Berita

Ibu di Jakarta Barat Terancam 15 Tahun Penjara Akibat Jual Anak ke Pedalaman Sumatera

Advertisement

Seorang ibu berinisial IJ di Jakarta Barat (Jakbar) telah ditetapkan sebagai tersangka setelah menjual anak kandungnya ke wilayah pedalaman di Sumatera. Tersangka IJ dijerat dengan pasal berlapis yang mengancamnya dengan hukuman maksimal 15 tahun penjara.

Ancaman Hukuman Berat

Kasat Reskrim Polres Metro Jakarta Barat AKBP Arfan Sipayung menjelaskan bahwa tersangka IJ dijerat dengan Pasal 76 F juncto Pasal 83 Undang-Undang Nomor 35 Tahun 2014 tentang perubahan atas Undang-Undang Nomor 23 Tahun 2002 tentang Perlindungan Anak. “Ancaman penjara maksimal 15 tahun dan/atau denda maksimal Rp 300 juta,” kata Arfan pada Sabtu (6/2/2026).

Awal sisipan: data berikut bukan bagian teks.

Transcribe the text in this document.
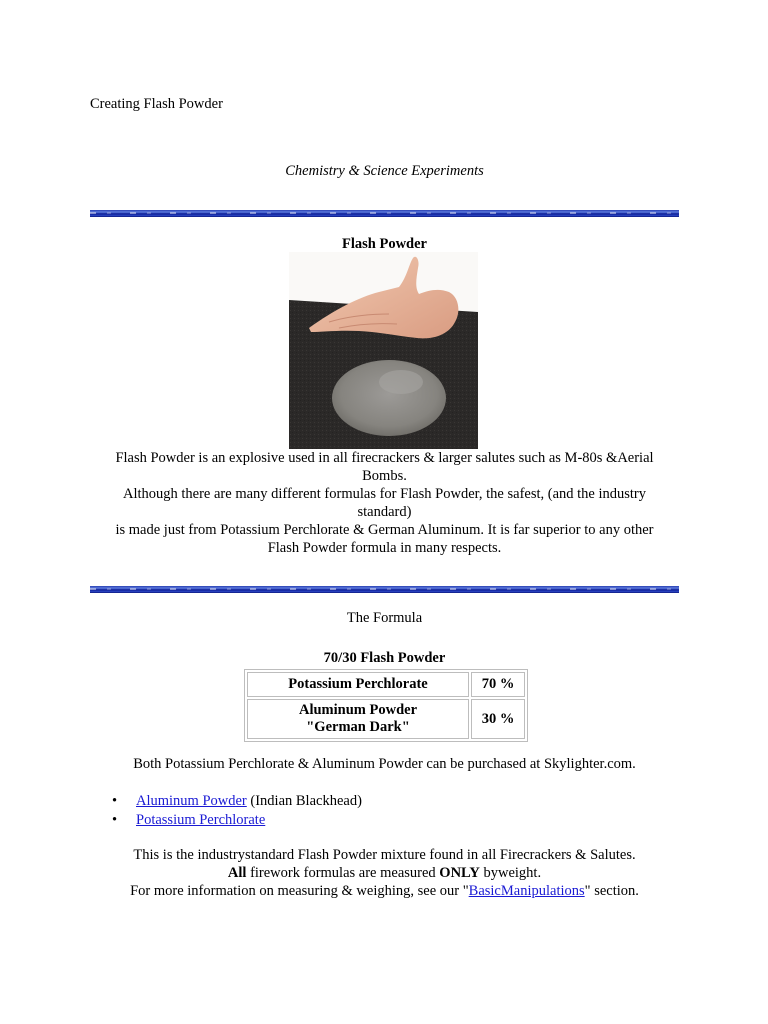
Creating Flash Powder
Chemistry & Science Experiments
Flash Powder
Flash Powder is an explosive used in all firecrackers & larger salutes such as M-80s &Aerial
Bombs.
Although there are many different formulas for Flash Powder, the safest, (and the industry
standard)
is made just from Potassium Perchlorate & German Aluminum. It is far superior to any other
Flash Powder formula in many respects.
The Formula
70/30 Flash Powder
Potassium Perchlorate	70 %

Aluminum Powder
"German Dark"	30 %
Both Potassium Perchlorate & Aluminum Powder can be purchased at Skylighter.com.
• Aluminum Powder (Indian Blackhead)
• Potassium Perchlorate
This is the industrystandard Flash Powder mixture found in all Firecrackers & Salutes.
All firework formulas are measured ONLY byweight.
For more information on measuring & weighing, see our "BasicManipulations" section.
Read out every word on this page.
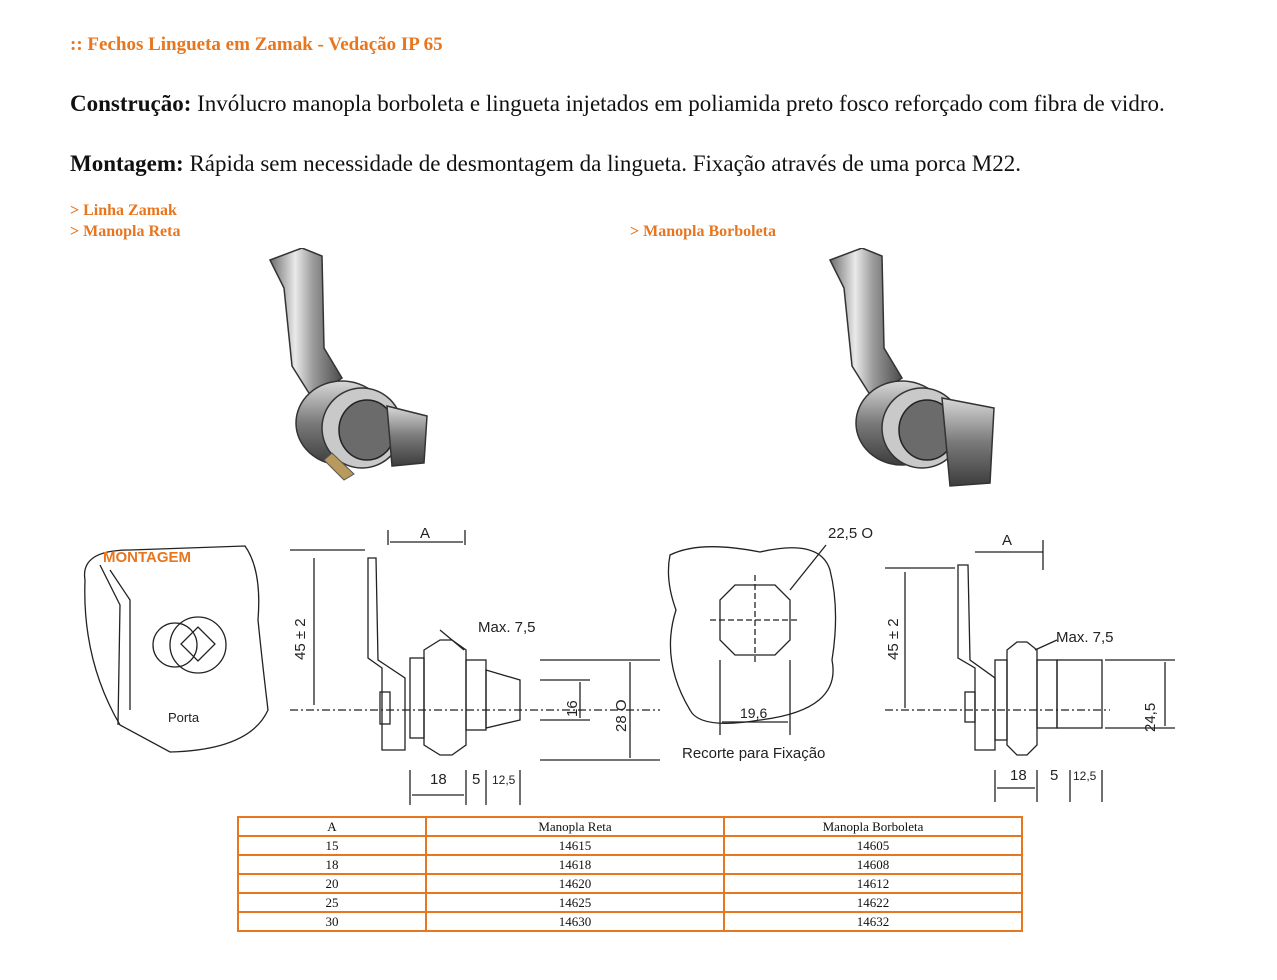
:: Fechos Lingueta em Zamak - Vedação IP 65
Construção: Invólucro manopla borboleta e lingueta injetados em poliamida preto fosco reforçado com fibra de vidro.
Montagem: Rápida sem necessidade de desmontagem da lingueta. Fixação através de uma porca M22.
> Linha Zamak
> Manopla Reta	> Manopla Borboleta
MONTAGEM
Porta
A
45 ± 2	Max. 7,5
16 28 O
18 5 12,5
22,5 O
19,6
Recorte para Fixação
A
45 ± 2	Max. 7,5
24,5
18 5 12,5
A	Manopla Reta	Manopla Borboleta
15	14615	14605
18	14618	14608
20	14620	14612
25	14625	14622
30	14630	14632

Selain itu, IJ juga dijerat dengan Pasal 2 ayat 1 dan 2 juncto Pasal 17 Undang-Undang Nomor 21 Tahun 2007 tentang Pemberantasan Tindak Pidana Perdagangan Orang (TPPO). “Dipidana dengan pidana penjara paling singkat 3 tahun dan paling lama 15 tahun dan pidana denda paling sedikit Rp 120 juta dan paling banyak Rp 600 juta,” ungkapnya.

Modus Adopsi Ilegal

Sebelumnya, Polda Metro Jaya mengungkap kasus perdagangan anak yang melibatkan pengiriman korban ke wilayah pedalaman di Sumatera. Polisi mengingatkan masyarakat untuk mewaspadai modus adopsi ilegal yang seringkali ditukarkan dengan sejumlah uang.

Advertisement

“Kemudian kami di sini mengajak seluruh masyarakat untuk mewaspadai adanya modus adopsi ilegal ya, jangan mudah untuk percaya pada penawaran-penawaran pengasuhan anak dengan uang,” kata Direktur Reserse PPA dan PPO Polda Metro Jaya Kombes Rita pada Jumat (6/2).

Rita menambahkan bahwa sanksi pidana dapat menjerat siapa saja yang terlibat dalam kasus perdagangan orang, termasuk mereka yang mengetahui kejadian tersebut. “Kemudian kiranya kami juga memberikan upaya pencegahan ini harus dimulai dari dalam keluarga ya. Kita lihat kita sangat prihatin karena ternyata pelaku utama dari kasus ini adalah ibu kandungnya korban sendiri ya,” jelasnya.

Fakta yang terungkap menunjukkan bahwa ancaman terhadap anak dapat datang dari lingkungan terdekat. Polisi mengimbau seluruh pihak untuk meningkatkan kewaspadaan. “Dan fakta ini menunjukkan bahwa ancaman terhadap anak dapat terjadi bahkan dari lingkungan terdekat sehingga perlindungan anak menjadi tanggung jawab kita bersama,” imbuhnya.